Avec un déficit dépassant 3 % du PIB depuis 2002, atteignant 4, 1 % en 2003 et 3, 6 % en 2004 - vous l'espérez inférieur à 3 % en 2005, mais on peut en douter - et avec une dette publique supérieure à 65 % depuis 2004, les critères de Maastricht ne sont plus respectés.
La France a dû prendre l'engagement, d'une part, de diminuer le déficit public pour le ramener en dessous de 3 % dès 2005 et, d'autre part, de stabiliser les dépenses de l'Etat en volume chaque année, de 2004 à 2007.
Le déficit de l'Etat est passé de 34 milliards d'euros en 2001 à 62 milliards d'euros en 2003, soit près du quart du budget.
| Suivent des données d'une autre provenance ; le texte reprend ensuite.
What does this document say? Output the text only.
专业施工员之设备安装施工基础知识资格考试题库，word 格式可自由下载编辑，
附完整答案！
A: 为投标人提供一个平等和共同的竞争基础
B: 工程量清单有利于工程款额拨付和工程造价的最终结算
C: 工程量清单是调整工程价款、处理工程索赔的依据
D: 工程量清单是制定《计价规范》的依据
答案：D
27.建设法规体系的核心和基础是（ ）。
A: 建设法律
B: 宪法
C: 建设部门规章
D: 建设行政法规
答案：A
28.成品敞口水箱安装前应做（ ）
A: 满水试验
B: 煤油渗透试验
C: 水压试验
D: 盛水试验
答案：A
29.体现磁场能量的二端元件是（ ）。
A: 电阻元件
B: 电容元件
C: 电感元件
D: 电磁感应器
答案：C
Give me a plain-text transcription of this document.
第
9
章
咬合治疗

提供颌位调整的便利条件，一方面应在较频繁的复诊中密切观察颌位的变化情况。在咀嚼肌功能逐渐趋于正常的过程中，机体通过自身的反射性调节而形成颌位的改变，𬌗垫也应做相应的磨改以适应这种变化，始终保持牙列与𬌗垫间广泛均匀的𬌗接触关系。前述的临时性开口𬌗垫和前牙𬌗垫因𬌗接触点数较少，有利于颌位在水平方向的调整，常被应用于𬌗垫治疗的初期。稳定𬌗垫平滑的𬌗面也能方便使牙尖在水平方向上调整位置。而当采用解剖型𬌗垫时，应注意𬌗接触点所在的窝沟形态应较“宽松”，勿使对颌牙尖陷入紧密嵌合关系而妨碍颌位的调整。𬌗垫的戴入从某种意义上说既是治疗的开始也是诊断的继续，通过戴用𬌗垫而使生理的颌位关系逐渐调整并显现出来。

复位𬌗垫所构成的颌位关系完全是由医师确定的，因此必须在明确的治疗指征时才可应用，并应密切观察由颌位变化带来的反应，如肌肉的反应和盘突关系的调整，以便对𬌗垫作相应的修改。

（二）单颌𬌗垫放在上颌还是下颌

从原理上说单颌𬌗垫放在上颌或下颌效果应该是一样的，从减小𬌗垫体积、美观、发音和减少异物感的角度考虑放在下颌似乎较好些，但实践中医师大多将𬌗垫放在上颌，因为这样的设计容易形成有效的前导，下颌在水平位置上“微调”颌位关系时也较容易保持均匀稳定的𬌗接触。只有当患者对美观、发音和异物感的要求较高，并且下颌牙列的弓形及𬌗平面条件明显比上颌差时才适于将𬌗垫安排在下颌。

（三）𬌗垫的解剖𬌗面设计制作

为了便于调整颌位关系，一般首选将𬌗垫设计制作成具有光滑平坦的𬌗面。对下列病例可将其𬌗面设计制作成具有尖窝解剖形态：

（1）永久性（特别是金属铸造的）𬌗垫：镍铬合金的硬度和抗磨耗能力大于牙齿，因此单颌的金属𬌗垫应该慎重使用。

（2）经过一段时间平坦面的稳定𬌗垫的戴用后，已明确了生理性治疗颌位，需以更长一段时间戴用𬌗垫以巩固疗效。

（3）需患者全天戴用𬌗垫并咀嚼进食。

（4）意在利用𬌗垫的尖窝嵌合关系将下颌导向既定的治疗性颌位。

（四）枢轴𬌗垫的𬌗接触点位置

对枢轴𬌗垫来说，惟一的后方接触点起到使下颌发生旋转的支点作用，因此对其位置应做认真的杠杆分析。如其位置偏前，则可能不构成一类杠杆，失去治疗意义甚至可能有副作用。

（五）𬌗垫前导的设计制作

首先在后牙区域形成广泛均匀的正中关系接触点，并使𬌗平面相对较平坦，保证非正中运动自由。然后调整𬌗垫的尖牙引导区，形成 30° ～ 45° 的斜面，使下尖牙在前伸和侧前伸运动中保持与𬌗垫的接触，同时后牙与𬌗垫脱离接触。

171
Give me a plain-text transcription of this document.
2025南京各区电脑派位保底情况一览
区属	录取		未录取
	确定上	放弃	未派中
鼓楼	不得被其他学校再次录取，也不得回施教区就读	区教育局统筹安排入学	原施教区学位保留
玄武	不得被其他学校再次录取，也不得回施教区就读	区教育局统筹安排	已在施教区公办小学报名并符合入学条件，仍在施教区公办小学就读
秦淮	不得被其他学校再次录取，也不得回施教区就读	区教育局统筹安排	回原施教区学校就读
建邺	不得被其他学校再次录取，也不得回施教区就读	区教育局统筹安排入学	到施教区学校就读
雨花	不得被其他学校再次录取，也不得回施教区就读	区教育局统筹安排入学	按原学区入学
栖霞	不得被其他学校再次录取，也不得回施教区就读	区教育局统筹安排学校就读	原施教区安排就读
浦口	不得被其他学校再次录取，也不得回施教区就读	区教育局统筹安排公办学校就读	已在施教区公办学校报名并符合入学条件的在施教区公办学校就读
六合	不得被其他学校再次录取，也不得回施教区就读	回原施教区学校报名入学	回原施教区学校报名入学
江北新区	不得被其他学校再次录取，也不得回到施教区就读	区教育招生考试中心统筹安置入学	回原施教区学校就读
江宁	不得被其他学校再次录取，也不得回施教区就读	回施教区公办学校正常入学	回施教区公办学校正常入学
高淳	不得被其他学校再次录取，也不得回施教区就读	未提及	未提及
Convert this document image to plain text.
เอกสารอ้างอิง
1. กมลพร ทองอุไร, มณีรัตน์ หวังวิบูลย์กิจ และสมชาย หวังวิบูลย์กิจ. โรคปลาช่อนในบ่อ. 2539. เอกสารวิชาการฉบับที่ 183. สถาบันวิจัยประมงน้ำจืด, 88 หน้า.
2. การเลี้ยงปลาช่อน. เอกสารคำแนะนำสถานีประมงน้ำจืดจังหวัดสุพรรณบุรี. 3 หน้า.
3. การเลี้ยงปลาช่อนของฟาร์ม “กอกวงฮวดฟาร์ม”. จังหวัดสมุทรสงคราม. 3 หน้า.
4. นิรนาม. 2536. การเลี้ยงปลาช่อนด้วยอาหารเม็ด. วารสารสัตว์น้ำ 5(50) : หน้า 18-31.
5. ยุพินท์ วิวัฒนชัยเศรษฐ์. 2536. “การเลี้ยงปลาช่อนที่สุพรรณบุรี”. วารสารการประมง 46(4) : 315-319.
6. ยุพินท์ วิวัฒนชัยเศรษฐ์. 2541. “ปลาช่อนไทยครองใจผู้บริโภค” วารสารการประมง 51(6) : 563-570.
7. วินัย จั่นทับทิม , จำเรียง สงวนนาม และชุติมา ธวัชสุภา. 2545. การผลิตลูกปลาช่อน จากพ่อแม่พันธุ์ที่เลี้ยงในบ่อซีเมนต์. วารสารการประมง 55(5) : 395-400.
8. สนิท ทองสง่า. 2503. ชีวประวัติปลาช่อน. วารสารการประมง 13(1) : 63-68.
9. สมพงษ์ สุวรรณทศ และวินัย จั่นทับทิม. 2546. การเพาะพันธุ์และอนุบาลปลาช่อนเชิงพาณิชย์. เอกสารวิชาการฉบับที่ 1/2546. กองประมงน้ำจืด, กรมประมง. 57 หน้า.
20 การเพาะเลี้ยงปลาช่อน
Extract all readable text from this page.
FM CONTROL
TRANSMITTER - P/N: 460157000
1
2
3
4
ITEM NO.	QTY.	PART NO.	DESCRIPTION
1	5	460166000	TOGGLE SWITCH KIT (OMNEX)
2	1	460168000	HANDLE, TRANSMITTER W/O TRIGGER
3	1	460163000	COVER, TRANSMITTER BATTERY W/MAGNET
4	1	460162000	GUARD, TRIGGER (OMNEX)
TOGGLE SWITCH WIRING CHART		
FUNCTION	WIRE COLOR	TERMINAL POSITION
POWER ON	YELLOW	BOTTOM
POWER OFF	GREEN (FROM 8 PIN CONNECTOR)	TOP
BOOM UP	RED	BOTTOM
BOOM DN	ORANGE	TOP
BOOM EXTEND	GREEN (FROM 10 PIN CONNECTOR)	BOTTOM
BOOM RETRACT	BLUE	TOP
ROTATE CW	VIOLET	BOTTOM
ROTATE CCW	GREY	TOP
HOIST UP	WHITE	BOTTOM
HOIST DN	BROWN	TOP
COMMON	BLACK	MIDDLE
Alors que le solde primaire avait été positif entre 1999 et 2001, c'est le déficit, fortement négatif à partir de 2003, qui a provoqué la progression considérable de la dette publique que nous connaissons aujourd'hui.
Si l'orientation que le Gouvernement se propose de donner à sa politique budgétaire constitue, malgré tout, une bonne nouvelle, c'est qu'elle représente, à n'en pas douter, le coup d'arrêt à la politique idéologique, clientéliste et irresponsable que le Président de la République a imposé ces dernières années, non seulement à ses divers gouvernements, ce qui ne serait pas grave en soi, mais surtout à notre pays et à notre peuple, ce qui est beaucoup plus grave. En effet, cette politique de cadeaux fiscaux, économiquement inefficace et socialement injuste, a plongé notre pays dans une situation dont nous allons avoir le plus grand mal à nous remettre.
Cette politique a été sanctionnée par les faits, parce que « les faits sont têtus », comme aurait dit Lénine.